Lorsqu’une personne n’est plus capable de prendre des décisions de nature financière, il peut être demandé à un juge de paix de désigner un administrateur pour cause d’incapacité. Cet administrateur peut être désigné, entre autres, pour gérer les biens de la personne en incapacité (voir l’art. 499/2 et l’art.492/1, 19° du Code civil ainsi que les explications ci-dessus). Cela signifie concrètement que l’administrateur est responsable, par exemple, du paiement de factures, de l’ouverture d’un compte ou de veiller à ce que la personne perçoive toutes les allocations ou interventions sociales auxquelles elle a droit. Pour une personne dans le besoin et en situation de séjour illégal, l’administrateur peut par exemple introduire une demande d’Aide Médicale Urgente (AMU).

L’administrateur peut également demander une aide sociale plus large, si la personne protégée peut y prétendre (voir p. ex. l’arrêt de la cour du travail de Bruxelles du 28.11.2019). Par ailleurs, le CPAS a l’obligation d’informer l’administrateur des droits sociaux applicables à la personne protégée.

Le CPAS mènera l’enquête sociale avec l’aide de l’administrateur, afin de définir les besoins de la personne protégée.

L’administrateur est également habilité à introduire un recours contre une éventuelle décision négative du CPAS (art. 499/7, §1, 3° du Code civil).

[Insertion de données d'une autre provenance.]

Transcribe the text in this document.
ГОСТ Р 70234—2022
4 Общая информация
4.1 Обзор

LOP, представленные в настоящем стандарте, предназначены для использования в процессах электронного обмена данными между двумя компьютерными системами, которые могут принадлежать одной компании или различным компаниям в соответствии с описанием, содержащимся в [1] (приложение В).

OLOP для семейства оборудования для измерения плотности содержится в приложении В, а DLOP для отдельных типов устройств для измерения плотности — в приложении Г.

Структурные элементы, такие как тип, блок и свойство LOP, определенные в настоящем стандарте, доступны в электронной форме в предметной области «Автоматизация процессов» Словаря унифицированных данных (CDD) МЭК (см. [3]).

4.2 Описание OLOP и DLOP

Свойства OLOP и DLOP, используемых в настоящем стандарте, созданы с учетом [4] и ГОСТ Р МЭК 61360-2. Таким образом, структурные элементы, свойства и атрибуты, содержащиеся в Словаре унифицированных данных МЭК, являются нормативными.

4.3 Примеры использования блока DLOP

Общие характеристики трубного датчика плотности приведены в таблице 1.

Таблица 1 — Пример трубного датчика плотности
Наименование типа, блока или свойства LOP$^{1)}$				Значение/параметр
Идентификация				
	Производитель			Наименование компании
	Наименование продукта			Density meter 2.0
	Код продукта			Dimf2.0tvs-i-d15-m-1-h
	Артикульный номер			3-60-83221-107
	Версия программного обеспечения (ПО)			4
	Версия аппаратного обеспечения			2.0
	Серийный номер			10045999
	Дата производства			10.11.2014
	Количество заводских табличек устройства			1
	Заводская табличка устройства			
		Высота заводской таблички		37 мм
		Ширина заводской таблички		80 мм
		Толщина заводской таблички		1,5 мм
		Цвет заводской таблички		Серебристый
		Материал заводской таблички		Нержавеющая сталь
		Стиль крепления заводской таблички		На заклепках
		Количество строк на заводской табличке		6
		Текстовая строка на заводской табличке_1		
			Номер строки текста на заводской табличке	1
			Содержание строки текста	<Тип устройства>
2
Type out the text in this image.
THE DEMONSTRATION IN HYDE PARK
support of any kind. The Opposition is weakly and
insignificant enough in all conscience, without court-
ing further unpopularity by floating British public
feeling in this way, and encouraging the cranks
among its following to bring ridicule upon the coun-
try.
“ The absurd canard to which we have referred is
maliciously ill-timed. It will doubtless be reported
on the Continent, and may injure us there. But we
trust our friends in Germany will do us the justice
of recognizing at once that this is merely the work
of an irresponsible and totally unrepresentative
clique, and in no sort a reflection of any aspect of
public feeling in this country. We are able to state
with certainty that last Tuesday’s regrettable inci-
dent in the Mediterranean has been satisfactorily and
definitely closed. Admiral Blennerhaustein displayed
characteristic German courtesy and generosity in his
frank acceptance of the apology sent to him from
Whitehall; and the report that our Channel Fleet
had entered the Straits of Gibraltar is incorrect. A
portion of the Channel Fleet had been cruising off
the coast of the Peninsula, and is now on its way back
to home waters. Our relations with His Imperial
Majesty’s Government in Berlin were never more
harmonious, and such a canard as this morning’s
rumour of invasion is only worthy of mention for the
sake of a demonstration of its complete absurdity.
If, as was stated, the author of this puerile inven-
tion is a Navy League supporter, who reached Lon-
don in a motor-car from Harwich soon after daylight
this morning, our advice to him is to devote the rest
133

DÉCISIONS RELEVANT DU DROIT DE SÉJOUR

L’administrateur peut également être autorisé à poser des actes juridiques au nom de la personne en incapacité dans le cadre du droit de séjour. Ainsi, l’administrateur peut, par exemple, introduire une requête sur la base de l’art. 9bis de la loi sur le séjour (voir p. ex. l’arrêt 222 606 du CCE) ou de l’art. 9ter de la loi sur le séjour (voir p. ex. l’arrêt 248 494 du CCE). L’administrateur peut également être autorisé par le juge de paix à introduire un recours auprès du Conseil du contentieux des étrangers contre une décision négative concernant le droit de séjour, un Ordre de Quitter le Territoire (voir p. ex. l’arrêt 218 588 du CCE) ou un refus de prolongation de séjour (voir p. ex. l’arrêt 253 555 du CCE).